Enfin, on peut faire un focus sur la question de l’habitat, où de nombreuses pathologies peuvent être liées aux Composés Organiques Volatils (COV), à l’amiante, au NO2, au monoxyde de carbone, à la poussière de bois… On observe par exemple une multiplication par deux des cas d’asthme en 20 ans. Dans le même ordre idée, on estime à une fourchette entre 300 et 3000 le nombre de substances comprises dans la fumée du tabac. Tout cela est d’autant plus complexe que parfois, ce n’est pas le produit qui est toxique, mais sa métabolite (le produit de sa métabolisation par l’organisme).
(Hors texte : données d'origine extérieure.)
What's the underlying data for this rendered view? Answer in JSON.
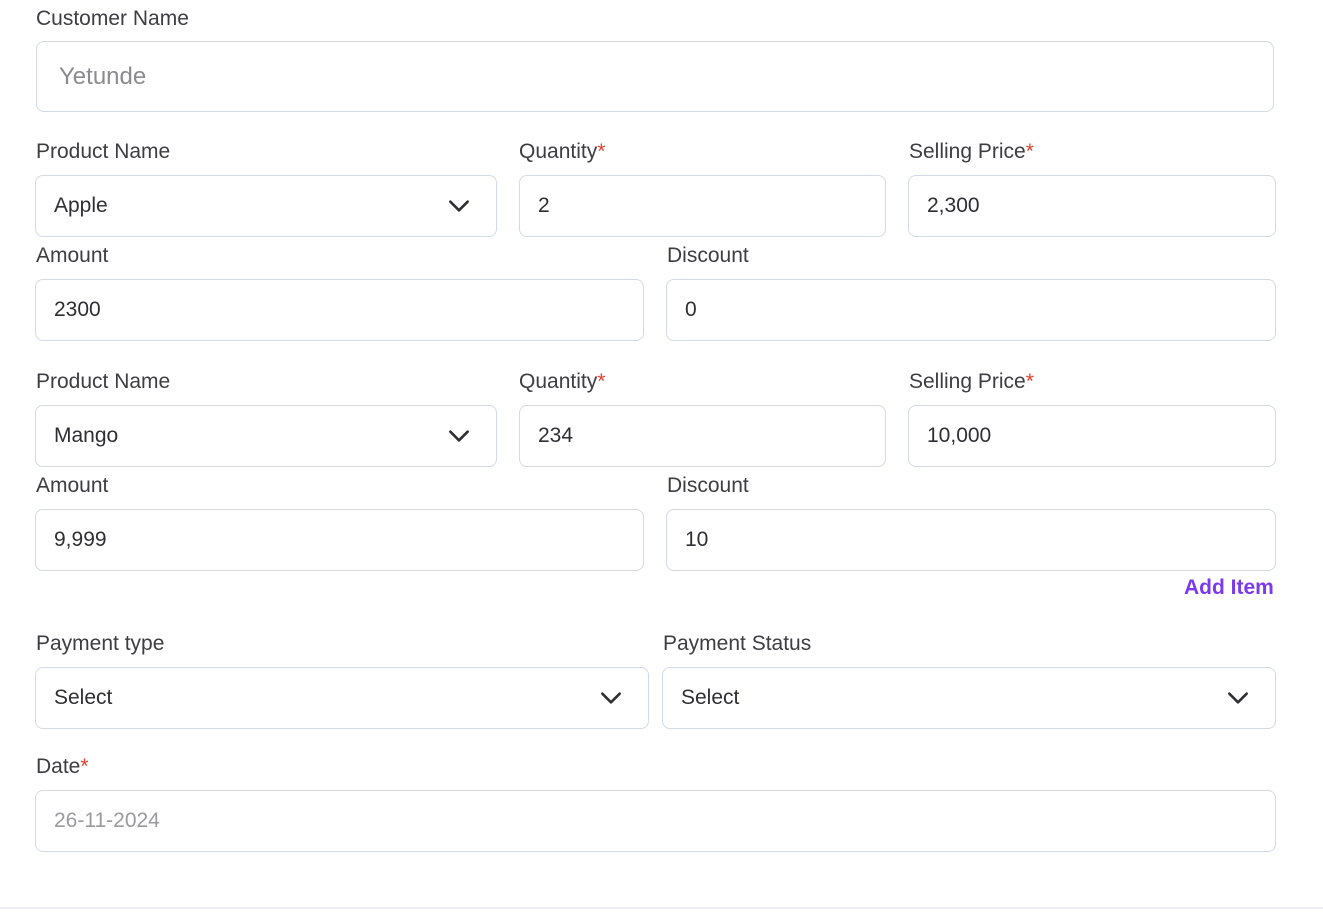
{
  "customer": {
    "label": "Customer Name",
    "value": "Yetunde"
  },
  "items": [
    {
      "product_label": "Product Name",
      "product_value": "Apple",
      "quantity_label": "Quantity",
      "quantity_value": "2",
      "price_label": "Selling Price",
      "price_value": "2,300",
      "amount_label": "Amount",
      "amount_value": "2300",
      "discount_label": "Discount",
      "discount_value": "0"
    },
    {
      "product_label": "Product Name",
      "product_value": "Mango",
      "quantity_label": "Quantity",
      "quantity_value": "234",
      "price_label": "Selling Price",
      "price_value": "10,000",
      "amount_label": "Amount",
      "amount_value": "9,999",
      "discount_label": "Discount",
      "discount_value": "10"
    }
  ],
  "required_marker": "*",
  "add_item_label": "Add Item",
  "payment": {
    "type_label": "Payment type",
    "type_value": "Select",
    "status_label": "Payment Status",
    "status_value": "Select"
  },
  "date": {
    "label": "Date",
    "value": "26-11-2024"
  },
  "icons": {
    "dropdown": "chevron-down-icon"
  },
  "colors": {
    "accent": "#7c3aed",
    "required": "#e0402f",
    "border": "#d3d9e6"
  }
}
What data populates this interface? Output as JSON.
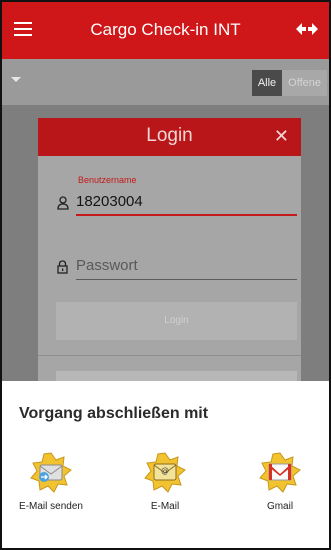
{
  "appbar": {
    "title": "Cargo Check-in INT",
    "menu_icon": "hamburger-menu-icon",
    "swap_icon": "swap-arrows-icon",
    "color": "#cf1619"
  },
  "filter": {
    "dropdown_icon": "caret-down-icon",
    "segments": [
      "Alle",
      "Offene"
    ],
    "selected": "Alle"
  },
  "login_dialog": {
    "title": "Login",
    "close_icon": "close-icon",
    "username_label": "Benutzername",
    "username_value": "18203004",
    "password_placeholder": "Passwort",
    "login_button": "Login",
    "accent_color": "#c41a1a"
  },
  "share_sheet": {
    "title": "Vorgang abschließen mit",
    "apps": [
      {
        "label": "E-Mail senden",
        "icon": "email-send-app-icon"
      },
      {
        "label": "E-Mail",
        "icon": "email-app-icon"
      },
      {
        "label": "Gmail",
        "icon": "gmail-app-icon"
      }
    ]
  }
}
Au final, nous sommes donc arrivés à un seuil dans la contamination globale de notre environnement. Si bien qu’aujourd’hui, l’espérance de vie en bonne santé est en train de chuter. La mort se vit également dans beaucoup plus de souffrances qu’auparavant. Il est donc essentiel d’avoir une vision holistique de son environnement. La conscience des entreprises sur ces sujets est extrêmement faible, et ce même si des outils existent et sont imposés par la loi. Citons ainsi le Document Unique de Prévention des Risques, qui est un outil clé qu’il est indispensable de mobiliser à son juste niveau.